The demise of CHCA-TV has seemed certain for more than two years — and perhaps even longer if local programming and staffing decisions are any indication.
It may just be incidental that the station, which has operated for more than 50 years under various owners and call letters, was caught in Canwest Global Communications Corp.’s financial maelstrom. In terms of community value, unfortunately, it has long since stopped being essential.
Certainly the media giant’s financial mess has hastened the end of this small-market television station, and the constricted advertising climate in general can’t have helped. Throw in three new radio stations and the market becomes very crowded.
And certainly this market’s close proximity to Edmonton and Calgary made survival difficult for the station.
But CHCA was given no favours by the parent company.
Canwest Global was once worth more than $2 billion. Eighteen months ago, its value was pegged at $600 million. Now, it has a stock market value of about $7 million. Under massive debt ($4 billion), the Winnipeg-based company could end up filing for bankruptcy protection.
Saddled with questionable business choices and a faulty model, Canwest Global must be desperate to win a battle with cable operators over a fee-for-carriage plan. Broadcasters would be allowed to charge cable operators for their programming under the plan now being examined by the Canadian Radio-television and Telecommunications Commission.
But who could imagine paying a higher cable bill for the kind of programming CHCA-TV was providing?
Earlier this decade, the station and four others were rebranded as the E! network, with a new lineup of trashy entertainment-related programming.
At about the same time, the CRTC gave permission for the E! Red Deer signal to be rebroadcast in Edmonton and Calgary. As a local transmitter in those larger markets, the station could replace American advertising in U.S.-originating programs with its own ads. Management believed the strategy would make the station more attractive to national and regional advertisers. But the Red Deer station couldn’t carry local advertising from Calgary or Edmonton.
Obviously, the strategy wasn’t enough to make the station viable.

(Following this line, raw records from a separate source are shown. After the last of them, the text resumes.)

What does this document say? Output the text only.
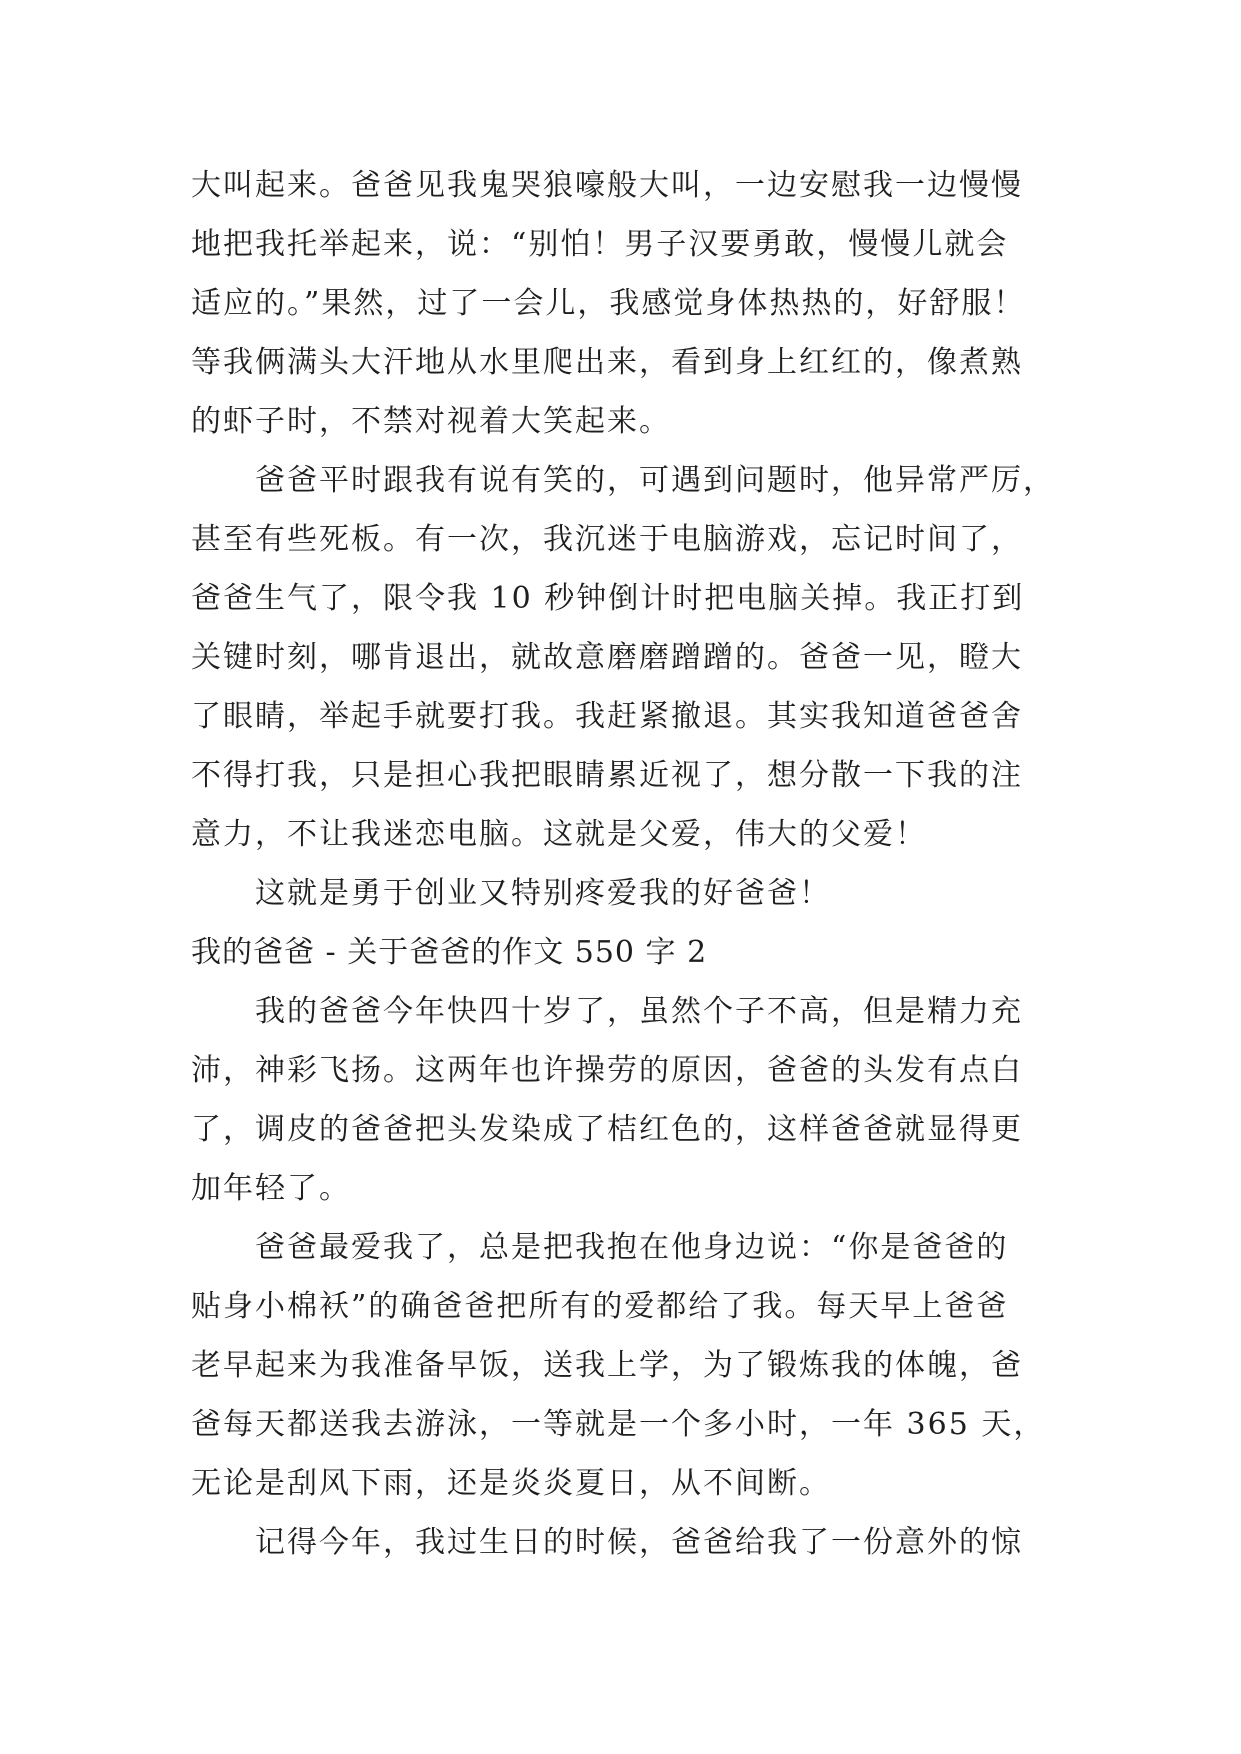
大叫起来。爸爸见我鬼哭狼嚎般大叫，一边安慰我一边慢慢
地把我托举起来，说：“别怕！男子汉要勇敢，慢慢儿就会
适应的。”果然，过了一会儿，我感觉身体热热的，好舒服！
等我俩满头大汗地从水里爬出来，看到身上红红的，像煮熟
的虾子时，不禁对视着大笑起来。
爸爸平时跟我有说有笑的，可遇到问题时，他异常严厉，
甚至有些死板。有一次，我沉迷于电脑游戏，忘记时间了，
爸爸生气了，限令我 10 秒钟倒计时把电脑关掉。我正打到
关键时刻，哪肯退出，就故意磨磨蹭蹭的。爸爸一见，瞪大
了眼睛，举起手就要打我。我赶紧撤退。其实我知道爸爸舍
不得打我，只是担心我把眼睛累近视了，想分散一下我的注
意力，不让我迷恋电脑。这就是父爱，伟大的父爱！
这就是勇于创业又特别疼爱我的好爸爸！
我的爸爸 - 关于爸爸的作文 550 字 2
我的爸爸今年快四十岁了，虽然个子不高，但是精力充
沛，神彩飞扬。这两年也许操劳的原因，爸爸的头发有点白
了，调皮的爸爸把头发染成了桔红色的，这样爸爸就显得更
加年轻了。
爸爸最爱我了，总是把我抱在他身边说：“你是爸爸的
贴身小棉袄”的确爸爸把所有的爱都给了我。每天早上爸爸
老早起来为我准备早饭，送我上学，为了锻炼我的体魄，爸
爸每天都送我去游泳，一等就是一个多小时，一年 365 天，
无论是刮风下雨，还是炎炎夏日，从不间断。
记得今年，我过生日的时候，爸爸给我了一份意外的惊
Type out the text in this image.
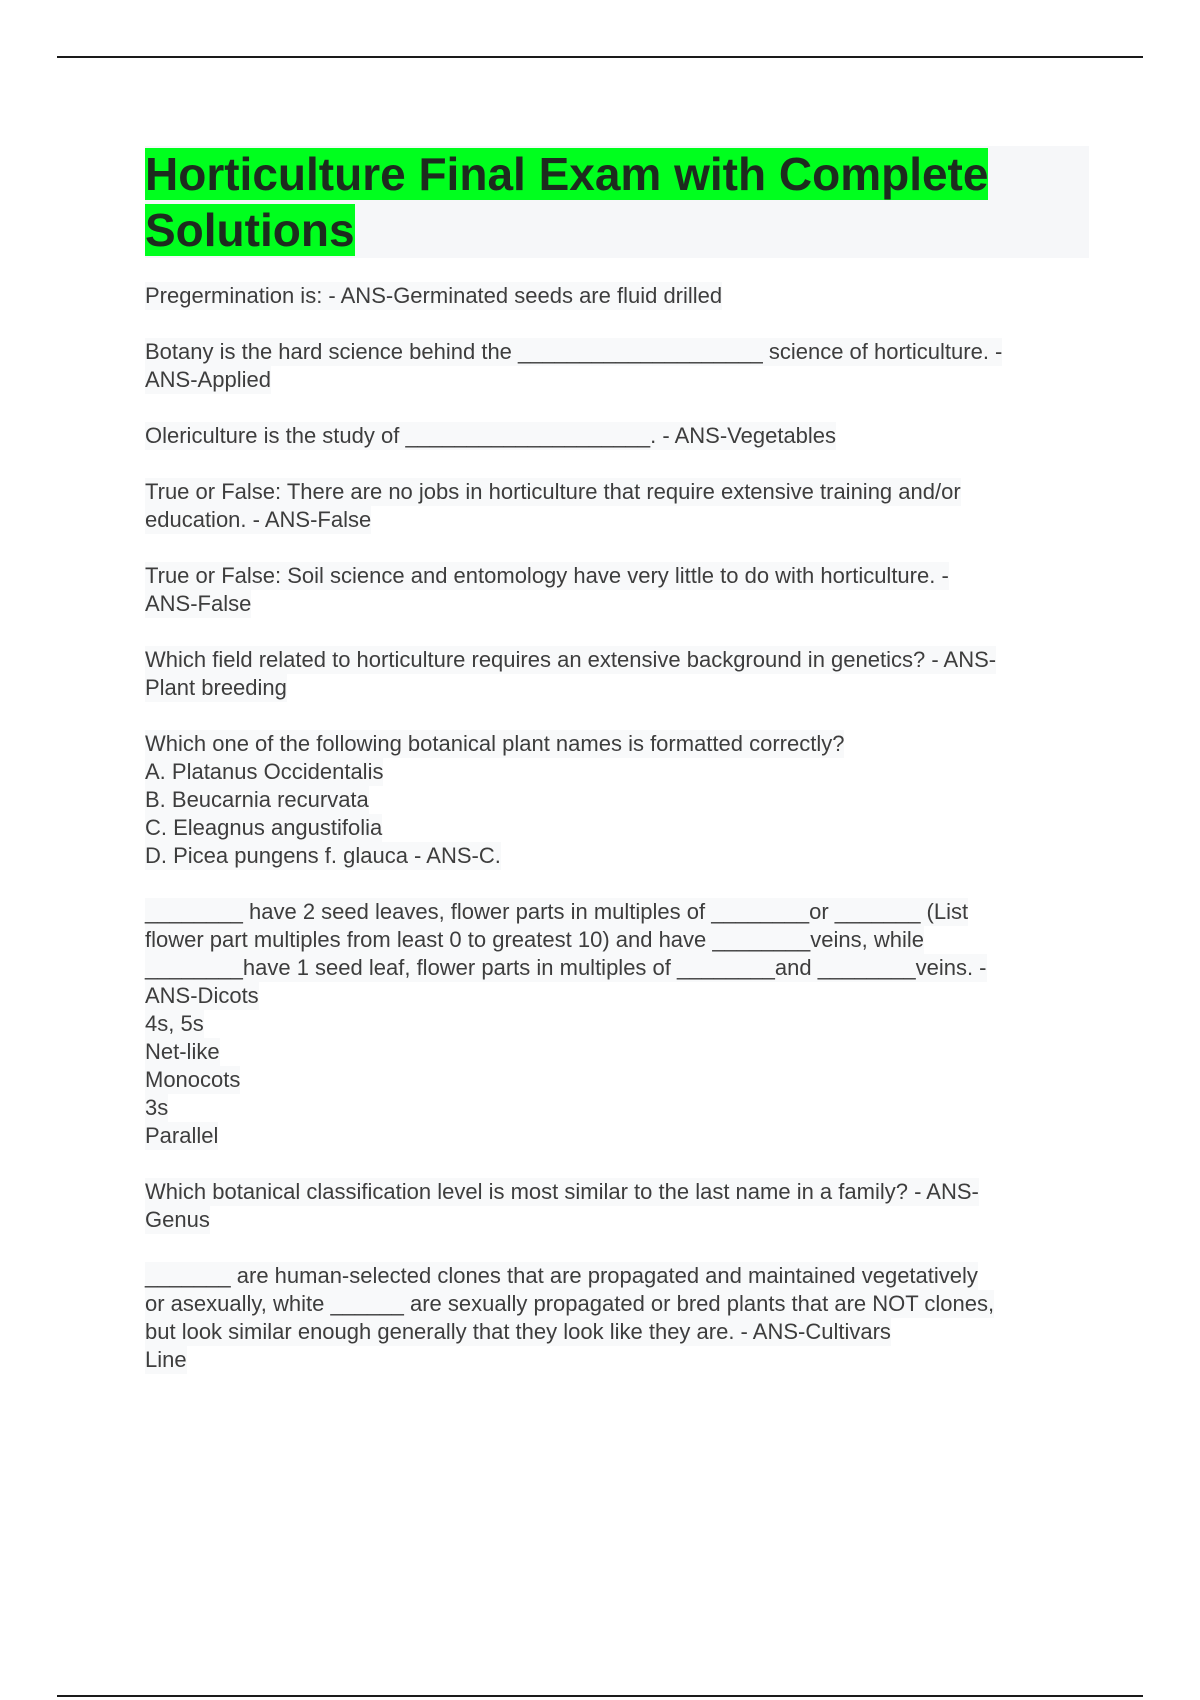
Horticulture Final Exam with Complete Solutions
Pregermination is: - ANS-Germinated seeds are fluid drilled
Botany is the hard science behind the ____________________ science of horticulture. -
ANS-Applied
Olericulture is the study of ____________________. - ANS-Vegetables
True or False: There are no jobs in horticulture that require extensive training and/or
education. - ANS-False
True or False: Soil science and entomology have very little to do with horticulture. -
ANS-False
Which field related to horticulture requires an extensive background in genetics? - ANS-
Plant breeding
Which one of the following botanical plant names is formatted correctly?
A. Platanus Occidentalis
B. Beucarnia recurvata
C. Eleagnus angustifolia
D. Picea pungens f. glauca - ANS-C.
________ have 2 seed leaves, flower parts in multiples of ________or _______ (List
flower part multiples from least 0 to greatest 10) and have ________veins, while
________have 1 seed leaf, flower parts in multiples of ________and ________veins. -
ANS-Dicots
4s, 5s
Net-like
Monocots
3s
Parallel
Which botanical classification level is most similar to the last name in a family? - ANS-
Genus
_______ are human-selected clones that are propagated and maintained vegetatively
or asexually, white ______ are sexually propagated or bred plants that are NOT clones,
but look similar enough generally that they look like they are. - ANS-Cultivars
Line
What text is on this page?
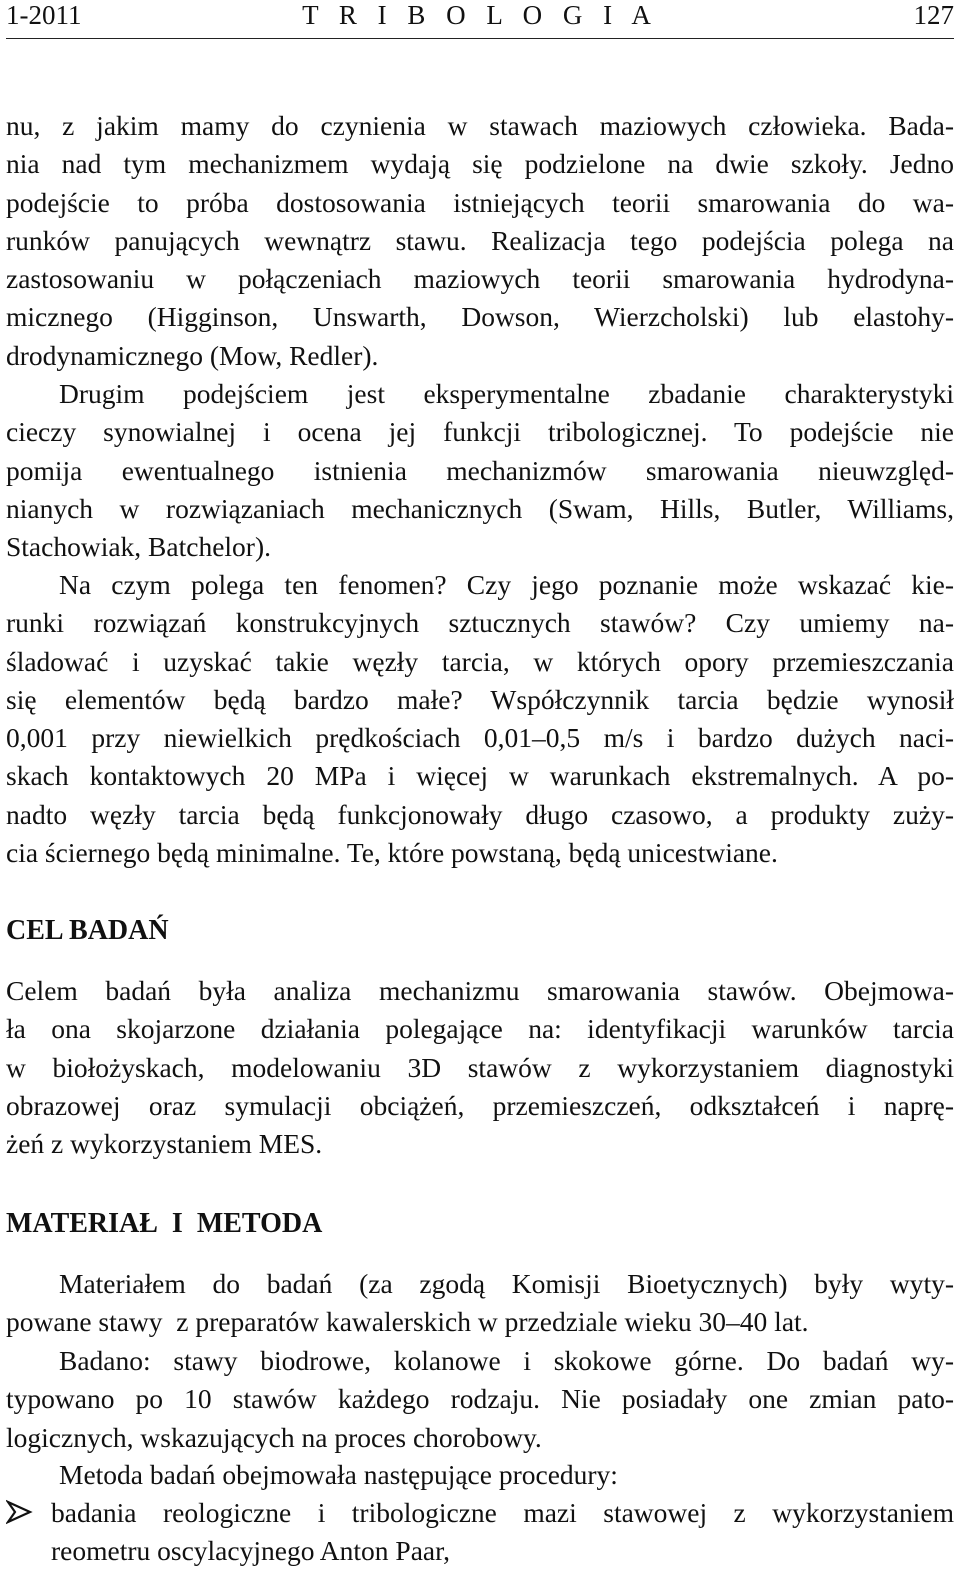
1-2011	T R I B O L O G I A	127
nu, z jakim mamy do czynienia w stawach maziowych człowieka. Bada-
nia nad tym mechanizmem wydają się podzielone na dwie szkoły. Jedno
podejście to próba dostosowania istniejących teorii smarowania do wa-
runków panujących wewnątrz stawu. Realizacja tego podejścia polega na
zastosowaniu w połączeniach maziowych teorii smarowania hydrodyna-
micznego (Higginson, Unswarth, Dowson, Wierzcholski) lub elastohy-
drodynamicznego (Mow, Redler).
Drugim podejściem jest eksperymentalne zbadanie charakterystyki
cieczy synowialnej i ocena jej funkcji tribologicznej. To podejście nie
pomija ewentualnego istnienia mechanizmów smarowania nieuwzględ-
nianych w rozwiązaniach mechanicznych (Swam, Hills, Butler, Williams,
Stachowiak, Batchelor).
Na czym polega ten fenomen? Czy jego poznanie może wskazać kie-
runki rozwiązań konstrukcyjnych sztucznych stawów? Czy umiemy na-
śladować i uzyskać takie węzły tarcia, w których opory przemieszczania
się elementów będą bardzo małe? Współczynnik tarcia będzie wynosił
0,001 przy niewielkich prędkościach 0,01–0,5 m/s i bardzo dużych naci-
skach kontaktowych 20 MPa i więcej w warunkach ekstremalnych. A po-
nadto węzły tarcia będą funkcjonowały długo czasowo, a produkty zuży-
cia ściernego będą minimalne. Te, które powstaną, będą unicestwiane.
CEL BADAŃ
Celem badań była analiza mechanizmu smarowania stawów. Obejmowa-
ła ona skojarzone działania polegające na: identyfikacji warunków tarcia
w biołożyskach, modelowaniu 3D stawów z wykorzystaniem diagnostyki
obrazowej oraz symulacji obciążeń, przemieszczeń, odkształceń i naprę-
żeń z wykorzystaniem MES.
MATERIAŁ  I  METODA
Materiałem do badań (za zgodą Komisji Bioetycznych) były wyty-
powane stawy  z preparatów kawalerskich w przedziale wieku 30–40 lat.
Badano: stawy biodrowe, kolanowe i skokowe górne. Do badań wy-
typowano po 10 stawów każdego rodzaju. Nie posiadały one zmian pato-
logicznych, wskazujących na proces chorobowy.
Metoda badań obejmowała następujące procedury:
badania reologiczne i tribologiczne mazi stawowej z wykorzystaniem
reometru oscylacyjnego Anton Paar,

From a local perspective, the station was also becoming less vital. Over the years, local programming has all but disappeared. Award-winning programs for children and rodeo fans are long gone. So too are sports talk programs and morning and noon-hour venues for community news and groups.
Over the years, quality staff have drifted away. A once aggressive, competent news gathering group has been stripped to a skeleton. Even technical staff have been replaced by remote operators and directors.
And so little CHCA gets tossed aside, one of five stations in the E! network that have been deemed surplus. CHCA couldn’t be sold, and so it will close on Aug. 31 and at least 20 people will lose their jobs. They are the last in a long line of staff to leave the once proud station over its final two years.
“We have to become more efficient so we can stay viable in each of our markets,” former general manager Stan Schmidt said in 2007 after a round of parent company layoffs that cost 10 technical staff their jobs. More layoffs followed in subsequent months, but no more obvious efficiencies, until the end came.
The closure will leave a void in the Red Deer market — it is a void often found now in smaller markets, which are overcome by a changing media world that can make local seem irrelevant, unless you live there. In a satellite-driven, online-fuelled world, how much value did CHCA have?
A great deal when it was driven by a community-minded, veteran group of broadcasters.
But despite the presence of such institutions as the Canadian Television Fund (with $100 million available for local programming for 2009-2010) and the Alberta Film Development Program, CHCA was nothing more than a relay station for programs originating elsewhere. Only 10 and a half hours of the average CHCA week was recorded in the Red Deer studio.
And satellite customers in the area don’t get a glimpse at the station, so a critical local market was never tapped.
More than 50 years ago, the fledgling CHCA-TV made itself known by spearheading a fundraiser for the victims of the mine disaster in Springhill, N.S. The community rallied to the cause and an integral part of Central Alberta’s identity was established.
In a little more than a month, it will just be another chapter in this region’s history.
John Stewart is the Advocate’s managing editor.